What is more is that the Euro price of gold illustrates the steady rise of the metal in all currencies. It is steady and relentless rise, but not nearly as meteoric as the dollar price of gold would imply. The chart of gold in the Euro paints a clearer picture.
In the next issue of our newsletters we will post articles [Subscribers can access our archives] on "What's driving gold investment, Prudence or Profits?" and "Have Central Banks lost control of the Gold market?" These may or may not be posted on public websites, so subscribe to make sure you get them.
Gold – Very Short-term
Gold will continue to rise steadily in the Euro, today. It may well rise much faster in the U.S. dollar as it falls around the world. We again expect a boisterous day in New York.
Silver – Very Short-term
Silver traded at $23.05 in London after Asia took it there. London Fixed at $22.92. We expect silver will have another boisterous day in the States and elsewhere.
Gold Price Drivers
We are amazed at how many commentators look at the gold price in terms of the dollar and see it as rising meteorically. They are ignoring the fall in the dollar. The gold price is rising slowly in the strong currencies of the world. Only in the weak currencies is it running. What does that tell you about the dollar?
Even after the Bank of Japan's announcement the Yen has not weakened against the U.S. dollar. What does that tell you about the U.S. dollar and the Yen?
How long can nations rely on, argue about, manipulate exchange rates until they take measure to limit the damage currency moves are having on trade. This issue won't go away and at the moment appears beyond the main global currency nations to address properly, let alone resolve. It will get very messy unless resolved. While the argument continues gold will benefit.
A basket of currencies would measure which currencies are strong and which are weak, but international trade must move to the currency of their main trading partner. China is trying to walk with Europe and not with the U.S. it seems. This leaves the U.S. dollar with a long way to fall. This is gold-positive.

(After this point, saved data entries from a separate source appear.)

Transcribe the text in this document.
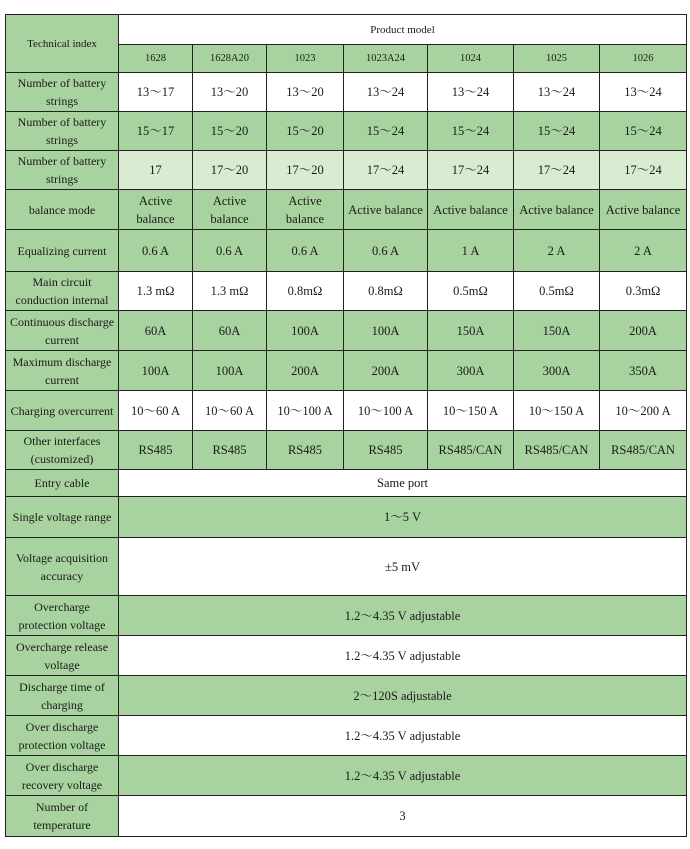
Technical index	Product model						
	1628	1628A20	1023	1023A24	1024	1025	1026
Number of battery strings	13～17	13～20	13～20	13～24	13～24	13～24	13～24
Number of battery strings	15～17	15～20	15～20	15～24	15～24	15～24	15～24
Number of battery strings	17	17～20	17～20	17～24	17～24	17～24	17～24
balance mode	Active balance	Active balance	Active balance	Active balance	Active balance	Active balance	Active balance
Equalizing current	0.6 A	0.6 A	0.6 A	0.6 A	1 A	2 A	2 A
Main circuit conduction internal	1.3 mΩ	1.3 mΩ	0.8mΩ	0.8mΩ	0.5mΩ	0.5mΩ	0.3mΩ
Continuous discharge current	60A	60A	100A	100A	150A	150A	200A
Maximum discharge current	100A	100A	200A	200A	300A	300A	350A
Charging overcurrent	10～60 A	10～60 A	10～100 A	10～100 A	10～150 A	10～150 A	10～200 A
Other interfaces (customized)	RS485	RS485	RS485	RS485	RS485/CAN	RS485/CAN	RS485/CAN
Entry cable	Same port						
Single voltage range	1～5 V						
Voltage acquisition accuracy	±5 mV						
Overcharge protection voltage	1.2～4.35 V adjustable						
Overcharge release voltage	1.2～4.35 V adjustable						
Discharge time of charging	2～120S adjustable						
Over discharge protection voltage	1.2～4.35 V adjustable						
Over discharge recovery voltage	1.2～4.35 V adjustable						
Number of temperature	3						
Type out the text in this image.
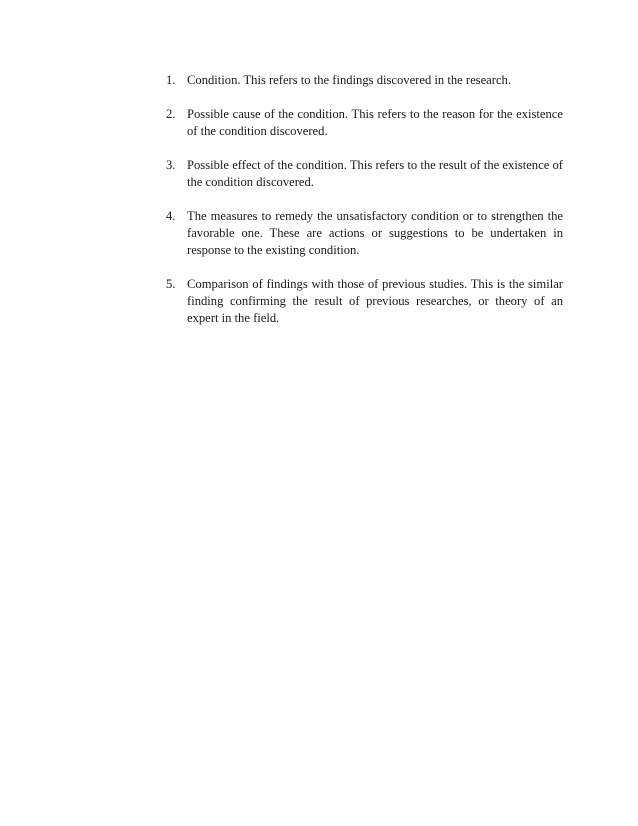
1. Condition. This refers to the findings discovered in the research.
2. Possible cause of the condition. This refers to the reason for the existence of the condition discovered.
3. Possible effect of the condition. This refers to the result of the existence of the condition discovered.
4. The measures to remedy the unsatisfactory condition or to strengthen the favorable one. These are actions or suggestions to be undertaken in response to the existing condition.
5. Comparison of findings with those of previous studies. This is the similar finding confirming the result of previous researches, or theory of an expert in the field.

China supports a stable euro and will not reduce the holdings of European bonds in its foreign exchange portfolio. It has bought Spanish government bonds and will buy Greek government bonds in the future. The move towards Europe on the monetary reform front we see as another step away from the U.S. dollar. Any reformation of the monetary system it agrees with Europe will leave room for the dollar to fall and for its role as the global reserve currency to diminish, a very gold positive move. This will be a long-term objective.